CONSIDERACIONES SOBRE "BODEGAS CAMPOS"
Aprovechando un viaje a la ciudad de Los Califas no podía dejar de pasar por uno de los referentes de la cocina cordobesa. Un sitio donde he comido en varias ocasiones y siempre muy bien, remarcando el "muy", además de ser un lugar con algo de magia con esas barricas y botas firmadas por sus famosos comensales, ¡qué no son pocos!
De hecho, la última firma era la del grupo germano Scorpions, que era el motivo fundamental para la visita a la ciudad Omeya y que nos comentó su "maitre" que allí se fraguó el espectáculo flamenco que acompañó al solo de batería de Mickey Dee, cuando vieron el show de las "bailaoras" y el bailarín el viernes mientras cenaban.
Tras visitar Córdoba con un calor infernal, llegamos a la taberna de Bodegas Campos sedientos, tanto que hasta la Cruzcampo helada que me pusieron me "supo a gloria", no siendo muy degustador de esta cerveza. El "tinto de verano" con gaseosa, con "blanca" como se dice en Cádiz, también me explicó mi pareja que estaba bueno, con el vino por un lado y la "casera" por otro, no sacado de un grifo, que suele ser infinitamente peor. Tras el aperitivo, acompañado por unas aceitunas verdiales ricas y "aliñás" y comprobar algunas de las firmas de las botas, y en especial la de Klaus Meine y Rudolf Schenker, pasamos al salón donde nos acompañaron a nuestra mesa, situada en la estancia colindante con la zona de taberna.
No teníamos claro si probar uno de los arroces de la casa, en concreto el del rabo de toro, o decantarnos directamente por la cola vacuna sin arroz, siendo esta carne el protagonista del plato.

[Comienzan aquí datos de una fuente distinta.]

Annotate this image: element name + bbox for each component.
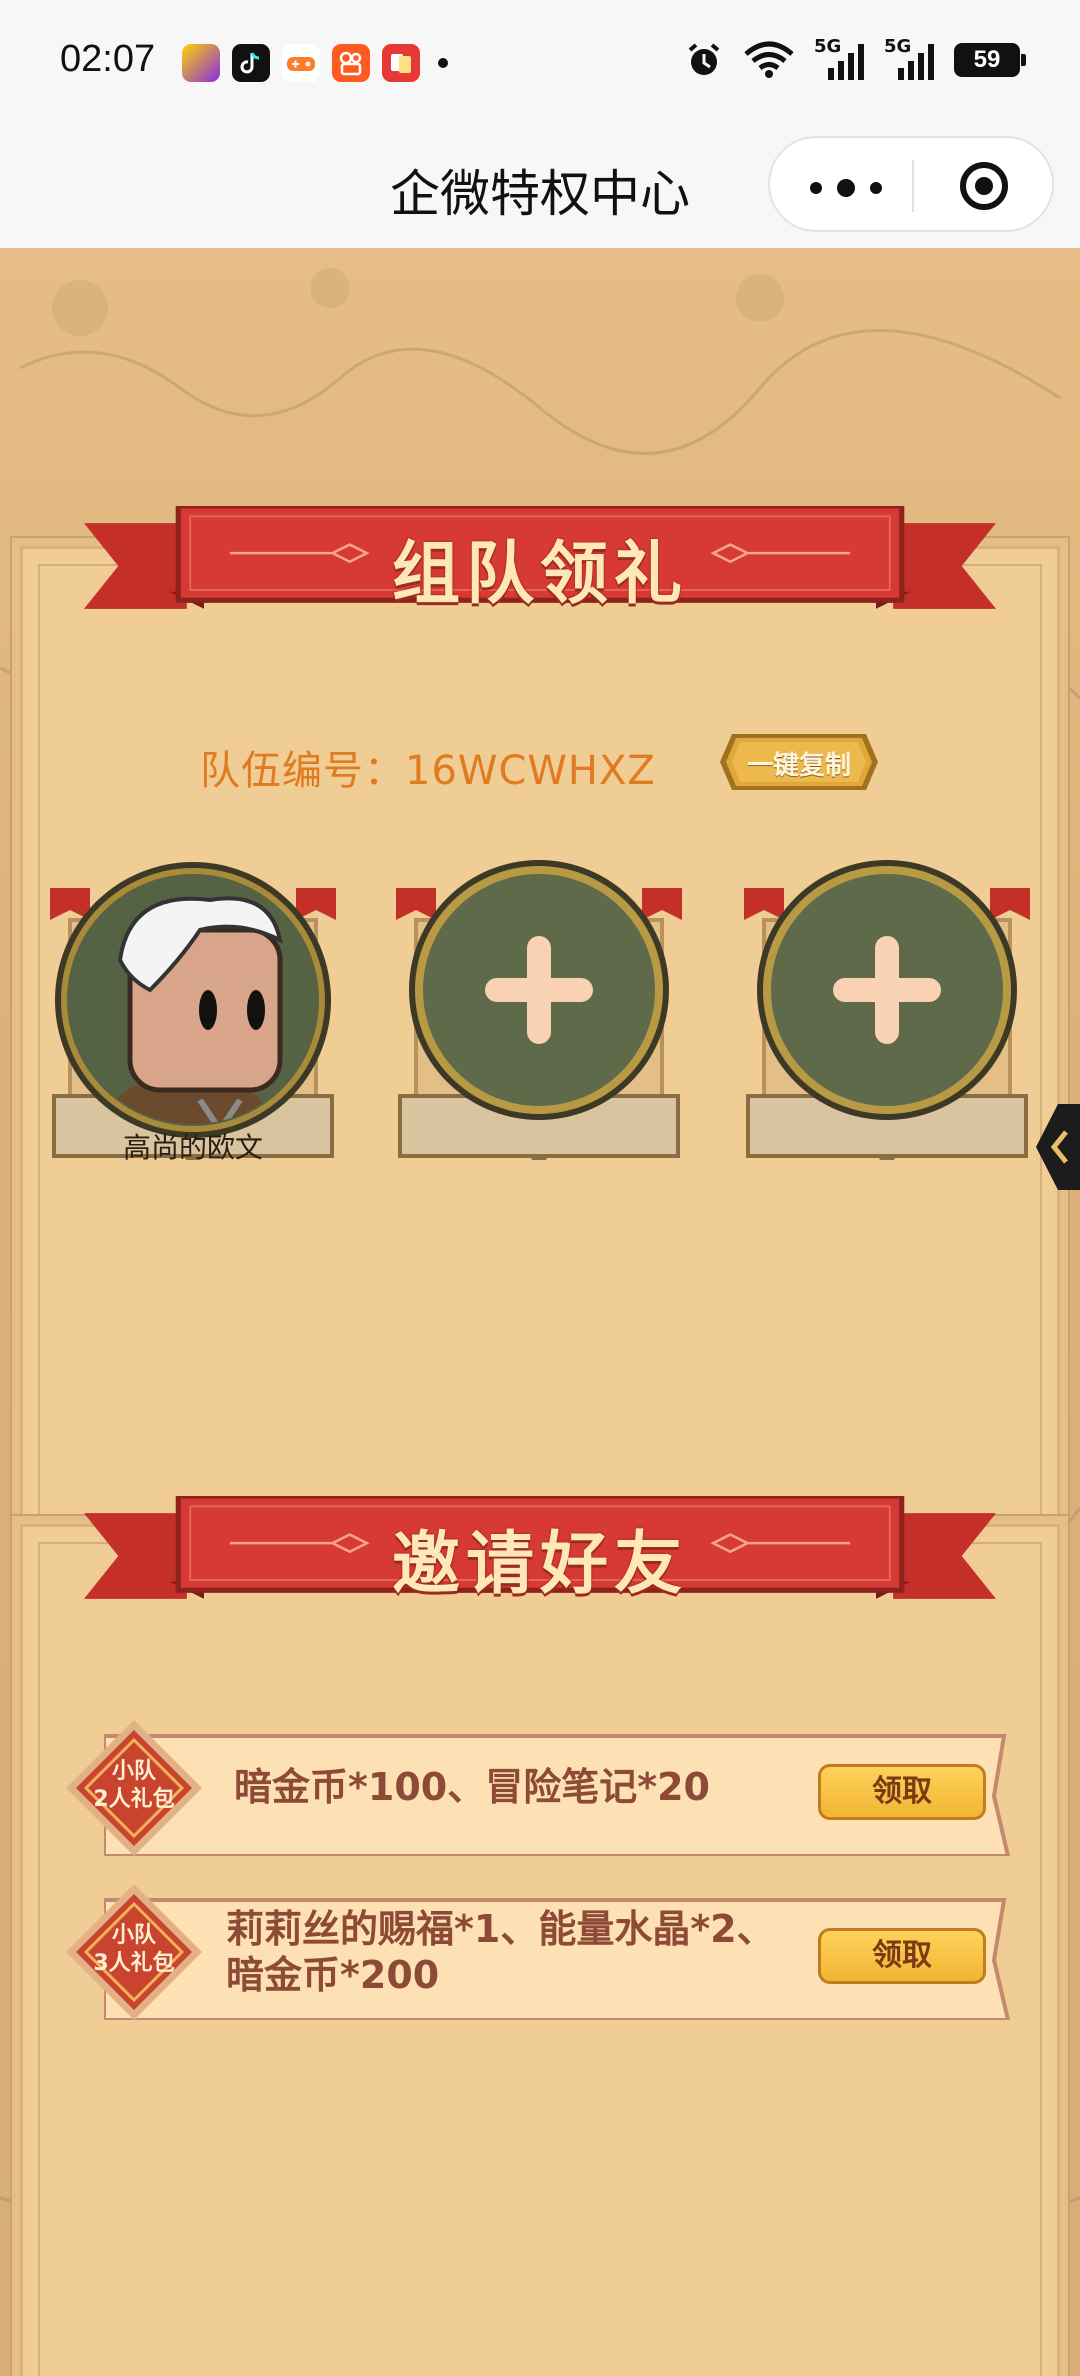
team-section-title: 组队领礼	[391, 535, 688, 614]
side-collapse-tab[interactable]	[1036, 1104, 1080, 1190]
page-content: 组队领礼 队伍编号：16WCWHXZ 一键复制 高尚的欧文 邀请好友 小队 2人…	[0, 248, 1080, 2376]
mini-program-nav-bar: 企微特权中心	[0, 128, 1080, 248]
kuaishou-icon	[332, 44, 370, 82]
capsule-divider	[912, 160, 914, 212]
invite-section-title: 邀请好友	[391, 1525, 688, 1604]
badge-line-2: 2人礼包	[93, 1787, 175, 1812]
system-icons: 5G 5G 59	[684, 36, 1026, 80]
signal-bars-icon	[898, 44, 934, 80]
signal-bars-icon	[828, 44, 864, 80]
reward-badge-text: 小队 2人礼包	[64, 1758, 204, 1814]
reward-text-line-1: 暗金币*100、冒险笔记*20	[234, 1765, 710, 1809]
member-name: 高尚的欧文	[122, 1131, 263, 1164]
battery-icon: 59	[954, 43, 1026, 77]
reward-description: 暗金币*100、冒险笔记*20	[234, 1764, 710, 1810]
copy-button-label: 一键复制	[746, 751, 851, 781]
wifi-icon	[744, 41, 794, 78]
signal-1: 5G	[814, 36, 866, 80]
gamepad-icon	[282, 44, 320, 82]
capsule-menu	[768, 136, 1054, 232]
close-mini-program-icon[interactable]	[958, 160, 1010, 212]
more-icon[interactable]	[806, 178, 886, 198]
signal-2: 5G	[884, 36, 936, 80]
reward-text-line-2: 暗金币*200	[226, 1953, 440, 1997]
claim-button[interactable]: 领取	[818, 1764, 986, 1820]
badge-line-1: 小队	[111, 1759, 156, 1784]
claim-button[interactable]: 领取	[818, 1928, 986, 1984]
alarm-icon	[688, 43, 720, 75]
add-member-plus-icon[interactable]	[833, 936, 941, 1044]
team-id-label: 队伍编号：16WCWHXZ	[200, 748, 656, 794]
reward-row-3-person: 小队 3人礼包 莉莉丝的赐福*1、能量水晶*2、 暗金币*200 领取	[64, 1882, 1018, 2022]
tiktok-icon	[232, 44, 270, 82]
reward-row-2-person: 小队 2人礼包 暗金币*100、冒险笔记*20 领取	[64, 1718, 1018, 1858]
status-bar: 02:07 5G 5G 59	[0, 0, 1080, 128]
add-member-plus-icon[interactable]	[485, 936, 593, 1044]
reward-badge-text: 小队 3人礼包	[64, 1922, 204, 1978]
more-notifications-dot	[438, 58, 448, 68]
member-frame	[50, 862, 336, 1160]
team-member-slot-3[interactable]	[744, 860, 1030, 1160]
card-game-icon	[382, 44, 420, 82]
badge-line-2: 3人礼包	[93, 1951, 175, 1976]
reward-text-line-1: 莉莉丝的赐福*1、能量水晶*2、	[226, 1907, 775, 1951]
copy-team-id-button[interactable]: 一键复制	[718, 730, 880, 794]
badge-line-1: 小队	[111, 1923, 156, 1948]
team-member-slot-2[interactable]	[396, 860, 682, 1160]
notification-icons	[182, 44, 448, 82]
game-app-icon	[182, 44, 220, 82]
reward-description: 莉莉丝的赐福*1、能量水晶*2、 暗金币*200	[226, 1906, 775, 1998]
status-time: 02:07	[60, 38, 156, 80]
team-member-slot-1[interactable]: 高尚的欧文	[50, 860, 336, 1164]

Al final, ganó esta última solución. Viendo la potencia del plato principal, elegí para el maridaje un estupendo Somontano, un Bodega Pirineos, construido sobre la base de esas dos uvas francesas tan características como son la Merlot y la Syrah y esa preciosa etiqueta con una mano femenina acariciando un equino. Precio ajustado, aunque como en todos los restaurantes doblando el precio de fábrica. Rico vino.

Los postres sirvieron de colofón perfecto, junto con un café cortado que pidió mi pareja, y que me explicó que estaba delicioso, con lo complicado que es encontrar expertos baristas por estas latitudes. El primero era la milhoja de crema de queso y helado de frambuesa. Delicioso, con un acompañamiento de frutos rojos que elevaba el sabor del hojaldre con el lacteo y el magnífico helado y el segundo, una espectacular gelatina de gin tonic de fresones, otro plato pensado para convencer a casi todos los paladares y coronado con un sorbete de limón que conseguía refrescar el asfixiante calor de la calle en ese momento. De hecho, tras salir nos dimos cuenta que el cielo escupía fuego y uno de los termómetros lo atestiguó camino al hotel marcando 46 grados. Suerte que íbamos en coche y con la felicidad de una comida estupenda. Seguiré visitando este templo siempre que vuelva a Córdoba. Lo adoro.